Depremzedelere 'Enkazlarınızı siz kaldırın, tutanağı doldurup yetkililere teslim edin' denildi

Depremzedelere 'Enkazlarınızı siz kaldırın, tutanağı doldurup yetkililere teslim edin' denildi
Maraş'ta pek çok köye depremlerin üzerinden bir ay geçmesine rağmen yardımlar ulaştırılmadı. Bazı Köylerde evleri yıkılan depremzedelere gönderilen tarihsiz ve imzasız tutanaklarla "enkazlarınızı siz kaldırın" denildi.

Remzi BUDANCİR


MARAŞ - 6 Şubat'taki merkez üssü Maraş'ın Pazarcık ilçesindeki 7,7 ve Elbistan'daki 7,6'lık depremin üzerinden tam bir ay geçti. Adıyaman, Maraş, Hatay, Diyarbakır, Malatya, Antep başta olmak üzere 11 ilde yıkıcı olan depremin etkisi sürüyor. Depremin ardından kentlerdeki yıkıntılar, enkazlar olduğu gibi duruyor. Depremde evlerini, yakınlarını, ailelerini kaybedenlerin mağduriyetleri de devam ediyor.
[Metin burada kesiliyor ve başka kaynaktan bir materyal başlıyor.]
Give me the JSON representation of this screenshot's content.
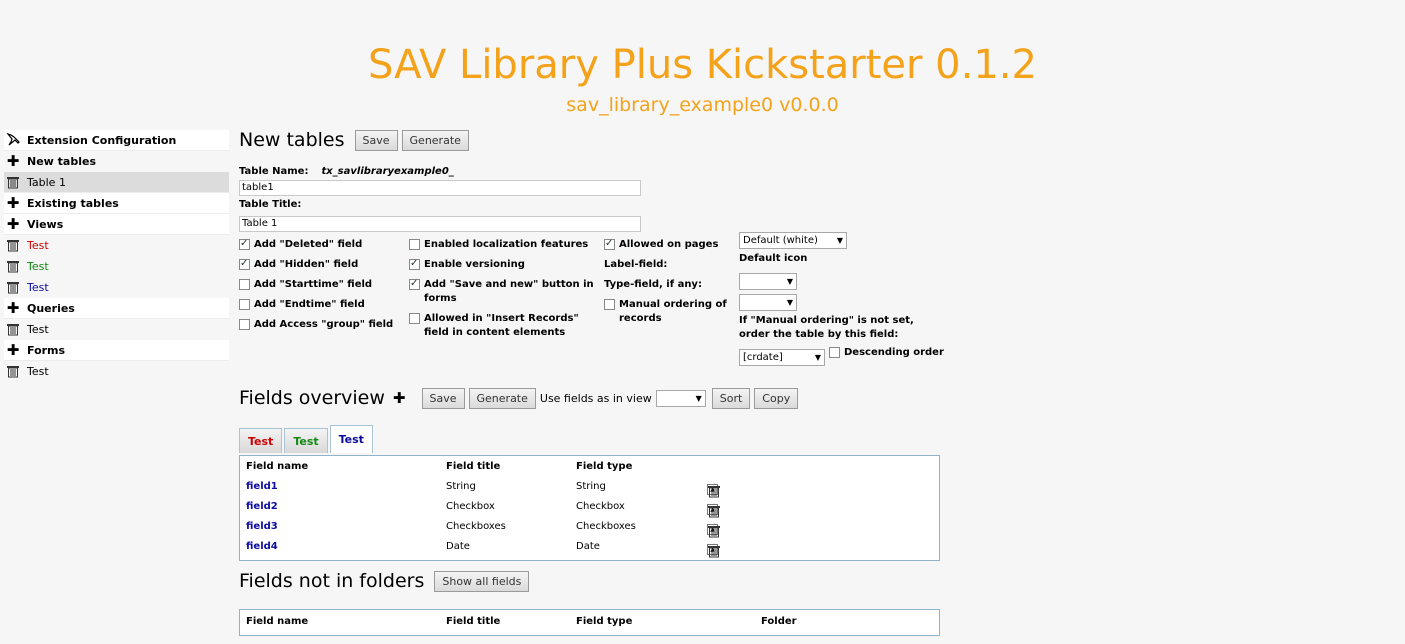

OVA KÖYLERİ YERLE BİR OLMUŞ DURUMDA

Depremden en çok etkilediği Maraş merkez ve ilçelerinde yaralar hâlâ sarılmış değil. Pazarcık ve Dulkadiroğlu ilçelerine bağlı köylerin neredeyse çoğu yerle bir olmuş durumda. Dulkadiroğlu ilçesine bağlı Çiğli, Pazarcık’a bağlı Ördekdere, Hanobası ve Eğlen köyleri bu köylerden sadece bir kaçı. Sadece bunlar değil, Oruçlar, Yeniova, Karahasanlar, Demrici, Söğütlü, Tenekeli, Kocalar ve Zeynepışağı köylerinde de yıkım yaşandı. Ova kısmında bulunan bu köylerde nerdeyse sağlam yapı kalmamış durumda. Tamamı Alevi köyleri olan bu bölgelere sadece sivil toplum kuruluşları ve gönüllüler yardım ulaştırmaya çalışıyor. Yetkililerden bu köylere hala yardımlar gitmiş değil.

YARDIMA GÖNÜLLER KOŞTU

Dulkadiroğlu ilçesine bağlı Çiğli köyüne hâlâ uğrayan yok. Nüfusunun çoğu yurtdışında olan köye yardımlar sivil toplum kuruluşları ve gönüllüler yardım ulaştırıyor. Fay hattının geçtiği köyün üst tarafında deva yarıklar bulunuyor. Köyde sarsıntı devam ediyor. Depremde 36 kişinin can verdiği köy halkı sahipsiz bırakılmış durumda. Köylülerin anlattığına göre ne gelen var ne de giden. AFAD’dan tutun hiçbir devlet yetkilisinin gitmediğini anlatan köy halkı, “Sadece gönüllüler var. Dayanışma çok ama devlet yok. Ölülerimizi kendimiz enkaz altından çıkardık. Kimse gelmedi. AFAD’ı çağırmamıza rağmen gelmedi. Günlerce enkaz altında kalanlarla konuştuk. Sesler geldi. Üç gün sonra sesler kesildi. Ekipler gelmiş olsaydı çok kişi kurtarılabilirdi. Ama gelmediler” sözleri ile kimsenin yardımlarına gelmediğini dile getirdi.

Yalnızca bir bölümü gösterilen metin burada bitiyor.